Отец Варфоломей знал причину. Отчего же спросил? Перед ним был подросток с трудной судьбой; эта судьба деформировала его характер. Не изуродовала; к счастью — об этом и речи не было. Возможно, кто-нибудь нашел бы характер Сани весьма привлекательным — таким он был мягким, пластичным. Ни одного острого угла. Готовность уступить, приспособиться. Отец Варфоломей видел: если бы Саня развивался естественно — из этого материала получился бы иной человек, но судьба влила этот материал в свою жесткую форму. Вот так африканские женщины диких племен с помощью специальных приспособлений делают свои шеи непомерно длинными (если хочешь быть красивой — приходится страдать), средневековые японки умудрялись задержать развитие своих ступней — они оставались маленькими, как у девочек, а европейские дамы так затягивались в корсажи (талия должна была быть осиной), что никакая медицина не могла им помочь.

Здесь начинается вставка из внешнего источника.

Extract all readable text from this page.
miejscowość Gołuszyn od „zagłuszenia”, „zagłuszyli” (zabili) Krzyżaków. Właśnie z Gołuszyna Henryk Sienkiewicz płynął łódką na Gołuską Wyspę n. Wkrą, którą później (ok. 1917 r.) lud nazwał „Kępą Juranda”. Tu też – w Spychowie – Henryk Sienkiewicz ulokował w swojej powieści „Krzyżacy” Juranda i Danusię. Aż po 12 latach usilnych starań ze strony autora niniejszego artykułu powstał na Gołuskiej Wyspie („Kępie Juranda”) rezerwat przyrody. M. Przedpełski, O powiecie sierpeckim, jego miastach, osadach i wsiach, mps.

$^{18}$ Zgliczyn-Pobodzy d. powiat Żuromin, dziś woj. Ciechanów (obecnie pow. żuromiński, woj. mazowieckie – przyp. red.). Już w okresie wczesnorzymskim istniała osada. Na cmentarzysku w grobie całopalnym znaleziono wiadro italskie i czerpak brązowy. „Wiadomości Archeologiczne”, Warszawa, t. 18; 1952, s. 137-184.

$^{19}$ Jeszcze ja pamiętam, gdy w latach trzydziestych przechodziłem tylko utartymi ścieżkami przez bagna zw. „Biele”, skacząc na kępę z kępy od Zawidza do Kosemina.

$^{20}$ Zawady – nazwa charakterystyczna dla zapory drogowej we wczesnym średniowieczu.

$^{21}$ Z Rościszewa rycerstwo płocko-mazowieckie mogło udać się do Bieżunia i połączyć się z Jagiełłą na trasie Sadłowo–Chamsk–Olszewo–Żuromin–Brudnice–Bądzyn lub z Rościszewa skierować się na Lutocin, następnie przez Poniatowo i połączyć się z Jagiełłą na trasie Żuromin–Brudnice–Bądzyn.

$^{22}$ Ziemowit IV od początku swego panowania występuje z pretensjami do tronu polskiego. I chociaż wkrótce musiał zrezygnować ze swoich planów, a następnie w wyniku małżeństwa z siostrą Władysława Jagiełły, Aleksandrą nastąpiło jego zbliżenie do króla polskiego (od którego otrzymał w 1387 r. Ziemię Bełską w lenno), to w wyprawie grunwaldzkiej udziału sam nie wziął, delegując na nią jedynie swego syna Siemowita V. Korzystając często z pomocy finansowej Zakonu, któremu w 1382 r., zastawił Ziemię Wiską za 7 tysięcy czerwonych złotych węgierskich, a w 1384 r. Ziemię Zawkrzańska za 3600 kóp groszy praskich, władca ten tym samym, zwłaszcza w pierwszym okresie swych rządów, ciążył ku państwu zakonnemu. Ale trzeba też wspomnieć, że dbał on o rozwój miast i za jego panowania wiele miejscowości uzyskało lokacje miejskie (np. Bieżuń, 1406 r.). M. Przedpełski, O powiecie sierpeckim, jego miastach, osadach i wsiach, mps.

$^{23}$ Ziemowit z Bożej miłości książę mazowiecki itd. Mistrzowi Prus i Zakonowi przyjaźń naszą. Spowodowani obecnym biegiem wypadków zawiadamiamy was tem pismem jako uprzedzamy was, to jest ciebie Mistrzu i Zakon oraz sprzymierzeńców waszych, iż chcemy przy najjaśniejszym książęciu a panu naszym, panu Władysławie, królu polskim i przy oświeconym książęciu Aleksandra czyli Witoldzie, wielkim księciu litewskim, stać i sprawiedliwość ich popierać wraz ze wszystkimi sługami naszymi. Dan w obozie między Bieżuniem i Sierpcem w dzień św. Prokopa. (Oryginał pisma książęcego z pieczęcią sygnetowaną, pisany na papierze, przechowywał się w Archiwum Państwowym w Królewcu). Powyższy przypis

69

На что рассчитывал отец Варфоломей? Сломать форму, предложенную судьбой, он не мог. Такие вещи не делаются со стороны. Разве что если сама судьба сломает ее. Но может быть он надеялся создать в Саниной душе процесс, который разорвет колодки и позволит душе обрести естественную для нее форму? Ведь этот подросток — не подозревая о том — еще ни одного дня не знал свободы…

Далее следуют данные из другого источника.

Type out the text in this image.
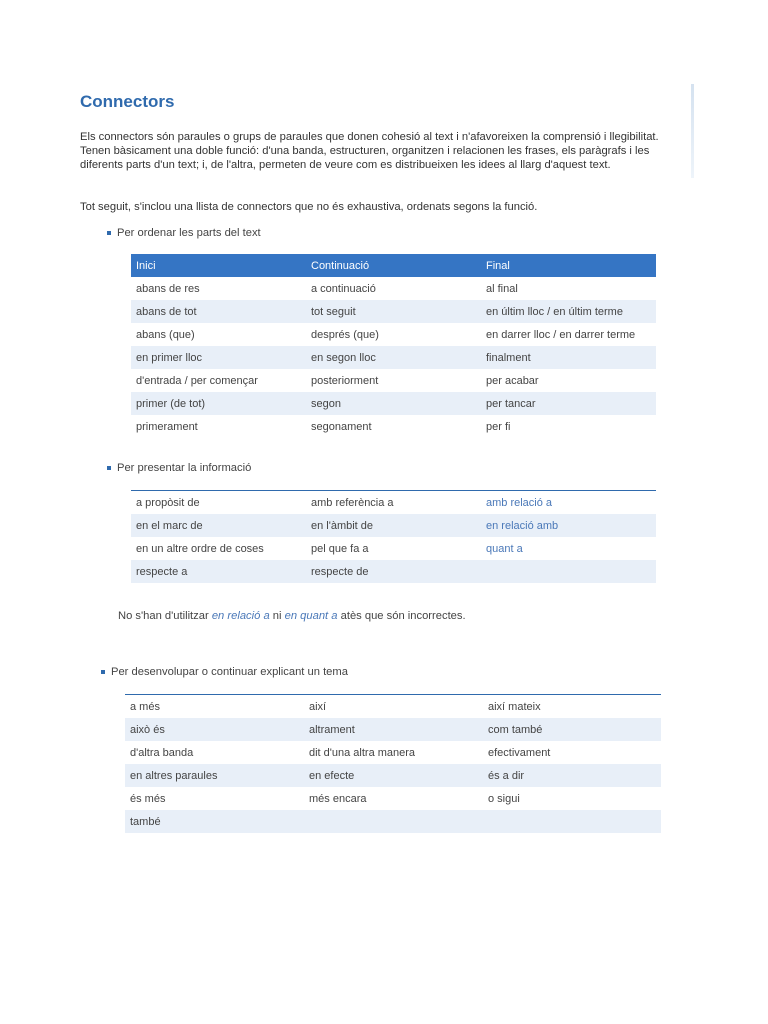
Connectors

Els connectors són paraules o grups de paraules que donen cohesió al text i n'afavoreixen la comprensió i llegibilitat. Tenen bàsicament una doble funció: d'una banda, estructuren, organitzen i relacionen les frases, els paràgrafs i les diferents parts d'un text; i, de l'altra, permeten de veure com es distribueixen les idees al llarg d'aquest text.

Tot seguit, s'inclou una llista de connectors que no és exhaustiva, ordenats segons la funció.

Per ordenar les parts del text
Inici	Continuació	Final
abans de res	a continuació	al final
abans de tot	tot seguit	en últim lloc / en últim terme
abans (que)	després (que)	en darrer lloc / en darrer terme
en primer lloc	en segon lloc	finalment
d'entrada / per començar	posteriorment	per acabar
primer (de tot)	segon	per tancar
primerament	segonament	per fi
Per presentar la informació
a propòsit de	amb referència a	amb relació a
en el marc de	en l'àmbit de	en relació amb
en un altre ordre de coses	pel que fa a	quant a
respecte a	respecte de	

No s'han d'utilitzar en relació a ni en quant a atès que són incorrectes.

Per desenvolupar o continuar explicant un tema
a més	així	així mateix
això és	altrament	com també
d'altra banda	dit d'una altra manera	efectivament
en altres paraules	en efecte	és a dir
és més	més encara	o sigui
també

Есть версия и попроще. Возможно, отец Варфоломей хотел поставить перед Саней зеркало. Мол: если Саня осознает различие между тем, каков он есть и каким может быть, каким должен быть… Но это уже расчет на разум, что не похоже на отца Варфоломея. Происходящее в душе — таинство; оно изначально непостижимо (возможно, душа имеет ту же природу, что и плазма, иногда думал отец Варфоломей); а разум тайну не приемлет. Разум тут же начинает анализировать, а это, по сути, та же вивисекция, которая заканчивается смертью упомянутой выше лягушки.
Ну а что же Саня?
«…чем она тебе полюбилась?»
Как ни странно… (а почему «странно»? — парнишка естественный, не испорченный привычкой к самоанализу; привычкой, которая подгоняет человека под общий знаменатель; прожив четырнадцать лет, он умудрился остаться самим собой — и слава Богу!) Саня ни разу не думал, что именно ему нравится в «Трех мушкетерах». Так же, как не думал, чем ему нравится джеклондоновский Смок Беллью. Ну не думал он об этом! — как не думал, почему он любит мать и почему ему нравится дышать. И потому он лишь пожал плечами.